= Vlad Savchenko =

Ukrainian film producer, and public activist

Vladyslav Savchenko (born November 17, 1991, in Zaporizhzhia) is a Ukrainian volunteer, producer, activist, and entrepreneur president of the European Association of Software Engineering (EASE). He is also a television expert in IT matters and crisis management.

He is the producer and creator of the First Code movie, the first feature-documentary film about IT in Ukraine, which became a box-office success in Ukraine. Savchenko supports the Ministry of Digital Transformation of Ukraine's initiatives, focusing on educating the population in digital literacy and computer skills.

== Early life and education ==
Vlad Savchenko was born on November 17, 1991, in Zaporizhzhia. He completed his education at Zaporizhzhia National University, earning a master's degree in Law and later pursuing doctoral studies at the Law Faculty.

== Career ==
In 2014, Savchenko founded the sports club Pitbull Boxing & Gym in Zaporizhzhia. In 2015, he established and became the CEO of Powercode, a software development company. The company has four offices in Ukraine and branches in Hong Kong, Singapore, Poland, Germany, and England. It also operates the educational centre "Powercode Academy".

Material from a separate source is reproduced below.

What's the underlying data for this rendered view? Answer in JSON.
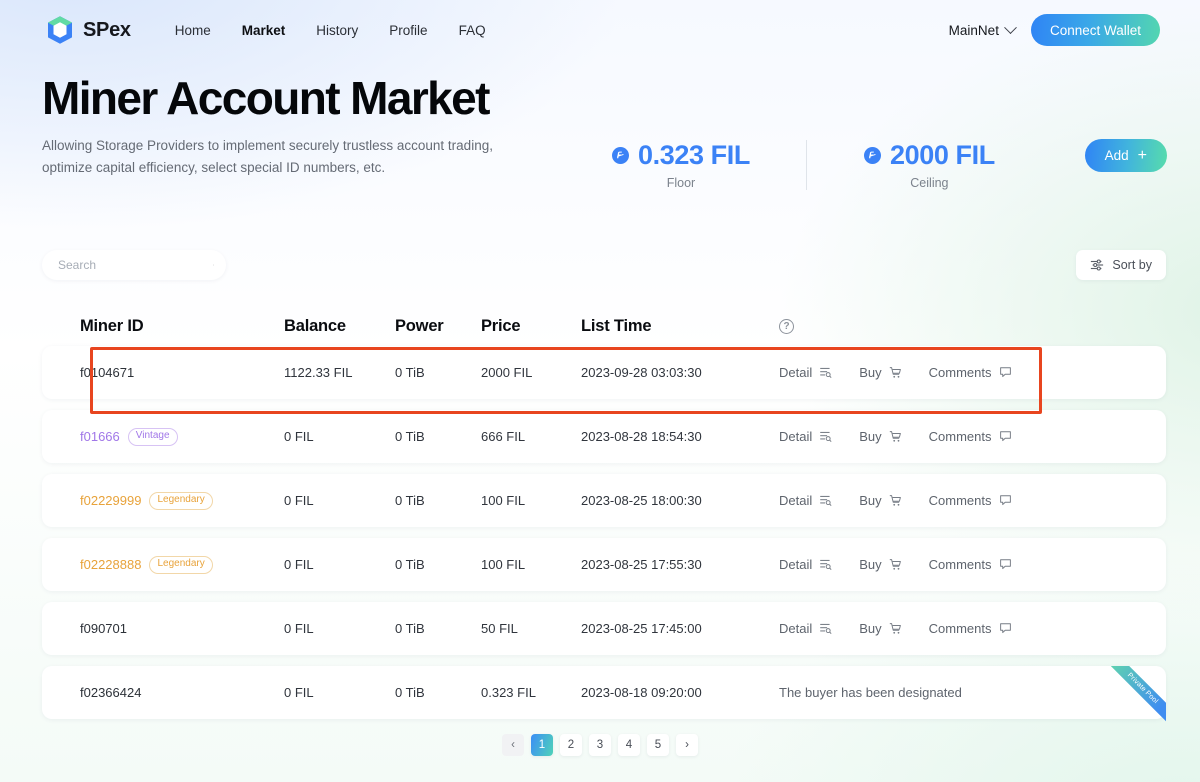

In 2019, Savchenko became the laureate of the "Person of the Year – 2019" award in the "Manager of the Year" category.

In 2020, he founded the "European Association of Software Engineering," bringing together IT companies from Ukraine and Europe working on software development. EASE became the only Ukrainian community to present its booth with resident developments at the Dubai Expo 2020.

Also in 2020, during the COVID-19 lockdowns, Savchenko founded "Foodex24," an online supermarket with its own warehouses and production. In 2020, the National Register of Records of Ukraine included Foodex24 in its records for the fastest opening of an online supermarket. In September 2021, Savchenko's company acquired the food delivery service "Fresh Food" for $300,000. In 2021, the company expanded its operations to Poland, achieving an annual turnover of $8 million. After Russia's full-scale invasion of Ukraine, Savchenko sold a part of Foodex24 operating in Poland to the founders of the Best Market chain, and the project in Ukraine was suspended.

== Public and art activities ==
In 2023 the feature documentary film First Code was released, depicting the emergence of Ukrainian IT and its operation during the full-scale invasion. Savchenko served as both the producer and investor of the film.

He is an expert and author in the media on issues of digitization and IT development in Ukraine and supports entrepreneurship development in the country.

Savchenko supports the Ministry of Digital Transformation of Ukraine's initiatives, focusing on educating the population in digital literacy and computer skills.

In 2020 his company opened an offline hub for free population training. PowerCode Academy signed a memorandum of cooperation with the Ministry of Digital Transformation; company's locations in Kyiv, Kharkiv and Zaporizhzhia became offline hubs of the "Diia. Digital Education" project.

In March 2020, during the COVID-19 pandemic, Savchenko initiated the "Stop Panic, Stop Coronavirus!" campaign, developing software for healthcare professionals.

== Personal life ==
Vladyslav Savchenko is married and has a daughter and a son.